I alone remained to conclude the uncommon communion with the departed brethren. I ceased upon the opportunity to begin a mind game in which I asked my fellow worshipers to come out of their reverie if only for a few seconds, just to tell me who their bedmates or seatmates were. “Is he or she fair or dark?” I would further ask. “Fat or thin, rich or poor?” And I was too willing to provide the answers to those questions myself. For I could picture, seated beside each of the worshipers, different shapes, sizes and colours of human-like beings whose eerie presence in the mass was known only to me.
Huddled beside me on a small, mossy grave, was somebody who seemed to have suddenly emerged from nowhere. He was a big bull of a man. His disposition showed that he was neither part of, nor was he interested in the free airlift to Jerusalem. His face was fleshy with age. His well-groomed hair was ebony-dark. His sagging waist was held firm by a black belt, which ran across a neat dress of sky-blue shirt and navy-blue trousers. I couldn’t place his age.

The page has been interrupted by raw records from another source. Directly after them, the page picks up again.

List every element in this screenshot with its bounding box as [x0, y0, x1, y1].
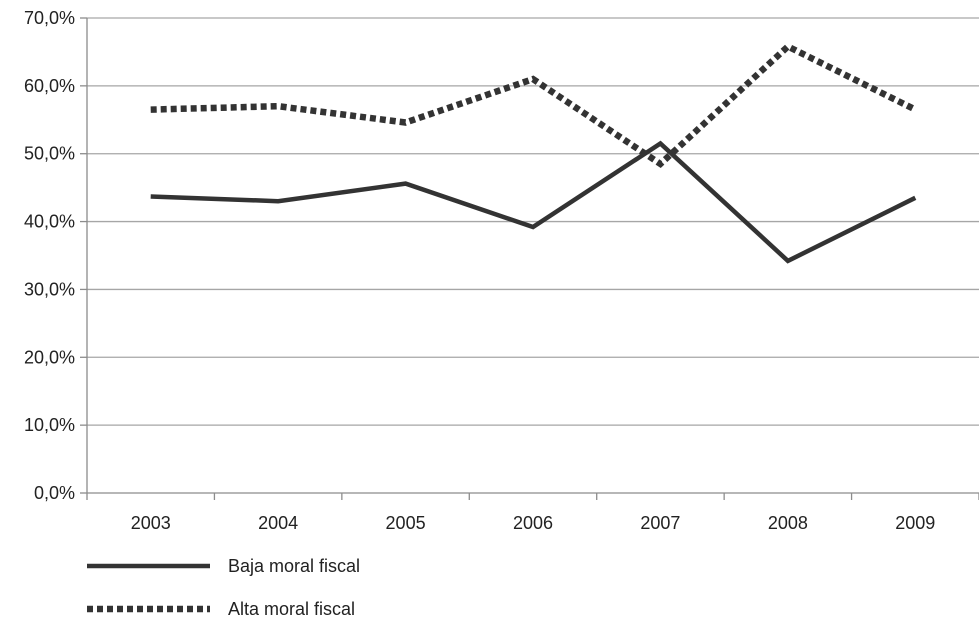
y-tick-label: 10,0% — [24, 415, 75, 435]
x-axis: 2003 2004 2005 2006 2007 2008 2009 — [86, 492, 979, 533]
y-tick-label: 40,0% — [24, 212, 75, 232]
y-tick-label: 20,0% — [24, 347, 75, 367]
x-tick-label: 2003 — [131, 513, 171, 533]
y-tick-label: 50,0% — [24, 144, 75, 164]
legend: Baja moral fiscal Alta moral fiscal — [87, 556, 360, 619]
y-tick-label: 60,0% — [24, 76, 75, 96]
data-point — [913, 107, 918, 112]
y-tick-label: 0,0% — [34, 483, 75, 503]
legend-label: Alta moral fiscal — [228, 599, 355, 619]
y-tick-label: 30,0% — [24, 279, 75, 299]
x-tick-label: 2008 — [768, 513, 808, 533]
gridlines — [87, 17, 979, 426]
x-tick-label: 2007 — [640, 513, 680, 533]
x-tick-label: 2004 — [258, 513, 298, 533]
series-line-solid — [150, 140, 917, 264]
x-tick-label: 2005 — [386, 513, 426, 533]
x-tick-label: 2009 — [895, 513, 935, 533]
x-tick-label: 2006 — [513, 513, 553, 533]
series-lines — [150, 42, 918, 264]
series-line-dotted — [150, 42, 917, 169]
y-tick-label: 70,0% — [24, 8, 75, 28]
legend-label: Baja moral fiscal — [228, 556, 360, 576]
y-axis: 0,0% 10,0% 20,0% 30,0% 40,0% 50,0% 60,0% 70,0% — [24, 8, 88, 503]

That he was heavily bothered by something was clearly written all over him. Hungry for something that would take my mind away from the arresting air of death across the cemetery, I asked him, “what’s bothering you, Papa? Is it something you can share?”
He sorrowfully swayed his body this way and that, and pointed to the grave on which he sat saying, “the person inside this grave is my boy, the child of my strength. He has been lying asleep here for 50 years.”
50 years! That’s a massive amount of time. The boy was old enough to be my father. That means Papa was old enough to be my grandfather. So many thoughts crossed my mind. How could a boy be my father? How could a boy remain a boy even after fifty years of existence? Was this what the English meant when they said that the boy is father to the man?
It was then that I became aware that the graves in this cemetery were of different lengths. That meant they contained people of different ages. It was so clumsy of me that I failed to include age as an important criterion when I was selecting mates for my fellow worshipers. The selection would be easier done on age basis, since that was the only feature of our sleeping companions that could be deciphered without the aid of rocket science. It would have been perfect if that was done at the beginning of the mass, before the living worshipers choose dead mates for themselves. It dawned on me that age was a strong factor that should never be neglected, even in the relationship between the living and the dead.